In the present study, DNMT1 was upregulated in FLS from clinical RA specimens and a rat model of AIA that were treated with TNF-α, which was accompanied by DNMT1 recruitment to the coding region of the PTEN gene. Inhibiting methylation with 5-azadC in FLS treated with TNF-α resulted in upregulation of PTEN mRNA and protein levels, downregulation of proinflammatory cytokines (IL-1β, IL-6, and IL-17A) and chemokines (IL-8, CCL-2, CCL-3, and CCL-8), and suppression of FLS activation. The various cytokines form a complex network in RA and exert physiologic effects through overlapping and mutual regulatory functions. Chemokine-induced activation of FLS was shown to aggravate inflammation and bone destruction in RA (You et al., 2014; Jia et al., 2018). Given their abundant expression in the synovium of RA patients, these chemokines may facilitate FLS recruitment and activation (Eljaafari et al., 2012; Angiolilli et al., 2017). In the present work, PTEN overexpression in RA FLS treated with TNF-α resulted in the downregulation of proinflammation cytokines and chemokines in FLS. Moreover, intra-articular injection of adenovirus expressing PTEN into the knees of AIA model rats markedly reduced inflammatory cell infiltration and paw swelling; this was accompanied by downregulation of IL-6 and TNF-α in the serum and in synovial tissues. IL-6, IL-1α, IL-1β, and keratinocyte-derived chemokine (KC) were shown to be elevated in lung lysates of PTEN-null mice (Riquelme et al., 2017). Taken together, our results indicate that altered PTEN expression mediated by DNA methylation contributes to the pathogenesis of RA.

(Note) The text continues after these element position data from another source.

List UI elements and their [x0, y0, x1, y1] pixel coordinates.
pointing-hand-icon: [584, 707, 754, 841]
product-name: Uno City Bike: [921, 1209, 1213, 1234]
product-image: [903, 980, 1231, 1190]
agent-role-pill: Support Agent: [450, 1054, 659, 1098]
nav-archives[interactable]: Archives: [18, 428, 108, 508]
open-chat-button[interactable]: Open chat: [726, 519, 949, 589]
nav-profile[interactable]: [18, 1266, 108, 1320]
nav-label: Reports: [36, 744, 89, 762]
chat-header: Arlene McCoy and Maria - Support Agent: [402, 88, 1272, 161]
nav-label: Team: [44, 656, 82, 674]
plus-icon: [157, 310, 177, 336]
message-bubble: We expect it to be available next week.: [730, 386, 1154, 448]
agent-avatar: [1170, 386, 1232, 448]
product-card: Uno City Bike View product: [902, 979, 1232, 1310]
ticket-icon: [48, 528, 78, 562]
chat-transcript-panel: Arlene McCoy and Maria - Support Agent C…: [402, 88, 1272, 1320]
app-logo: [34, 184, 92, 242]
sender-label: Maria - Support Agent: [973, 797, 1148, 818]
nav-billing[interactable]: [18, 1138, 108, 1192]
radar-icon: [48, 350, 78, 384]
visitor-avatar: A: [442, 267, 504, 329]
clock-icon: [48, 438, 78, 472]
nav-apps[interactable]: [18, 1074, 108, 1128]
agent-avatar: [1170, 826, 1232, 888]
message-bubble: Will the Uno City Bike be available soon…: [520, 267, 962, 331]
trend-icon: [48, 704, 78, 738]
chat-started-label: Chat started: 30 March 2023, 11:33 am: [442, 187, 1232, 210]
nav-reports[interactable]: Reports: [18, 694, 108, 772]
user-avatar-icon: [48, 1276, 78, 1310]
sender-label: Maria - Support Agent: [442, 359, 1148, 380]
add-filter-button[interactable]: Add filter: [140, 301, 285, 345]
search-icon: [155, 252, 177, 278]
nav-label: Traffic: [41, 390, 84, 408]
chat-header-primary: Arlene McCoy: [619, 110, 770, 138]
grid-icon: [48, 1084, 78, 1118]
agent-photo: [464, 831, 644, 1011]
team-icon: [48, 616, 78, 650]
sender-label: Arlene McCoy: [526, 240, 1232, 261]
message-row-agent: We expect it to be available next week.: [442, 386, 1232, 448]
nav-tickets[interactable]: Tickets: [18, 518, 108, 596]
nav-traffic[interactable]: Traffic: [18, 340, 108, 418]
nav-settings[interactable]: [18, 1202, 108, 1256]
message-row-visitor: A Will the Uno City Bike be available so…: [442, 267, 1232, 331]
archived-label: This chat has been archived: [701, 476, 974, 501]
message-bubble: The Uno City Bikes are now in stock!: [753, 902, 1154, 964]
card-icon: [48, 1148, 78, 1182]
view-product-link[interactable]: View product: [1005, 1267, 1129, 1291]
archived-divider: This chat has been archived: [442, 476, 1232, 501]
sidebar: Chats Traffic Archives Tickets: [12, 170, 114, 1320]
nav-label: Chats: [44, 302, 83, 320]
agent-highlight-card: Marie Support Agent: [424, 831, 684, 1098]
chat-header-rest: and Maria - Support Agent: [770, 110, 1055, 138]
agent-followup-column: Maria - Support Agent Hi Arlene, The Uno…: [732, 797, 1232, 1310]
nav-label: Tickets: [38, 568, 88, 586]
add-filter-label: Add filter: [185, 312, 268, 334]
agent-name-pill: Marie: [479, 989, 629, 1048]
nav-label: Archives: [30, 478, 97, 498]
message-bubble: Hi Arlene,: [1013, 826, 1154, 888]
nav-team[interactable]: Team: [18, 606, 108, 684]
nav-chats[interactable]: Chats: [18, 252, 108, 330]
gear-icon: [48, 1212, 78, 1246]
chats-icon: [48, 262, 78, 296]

This study had some limitations. Firstly, the sample sizes (both clinical samples and AIA rats) were small. Secondly, a PTEN knockout mouse and other RA models could have been used to clarify the role of PTEN in RA. Nonetheless, we demonstrated that PTEN plays an important role in RA pathogenesis by modulating the production and secretion of proinflammatory cytokines and chemokines and FLS activation via the AKT signaling pathway. We also showed that the expression of PTEN itself in RA is regulated by DNA methylation. These findings suggest that therapeutic strategies targeting PTEN methylation may be effective in preventing the development of RA.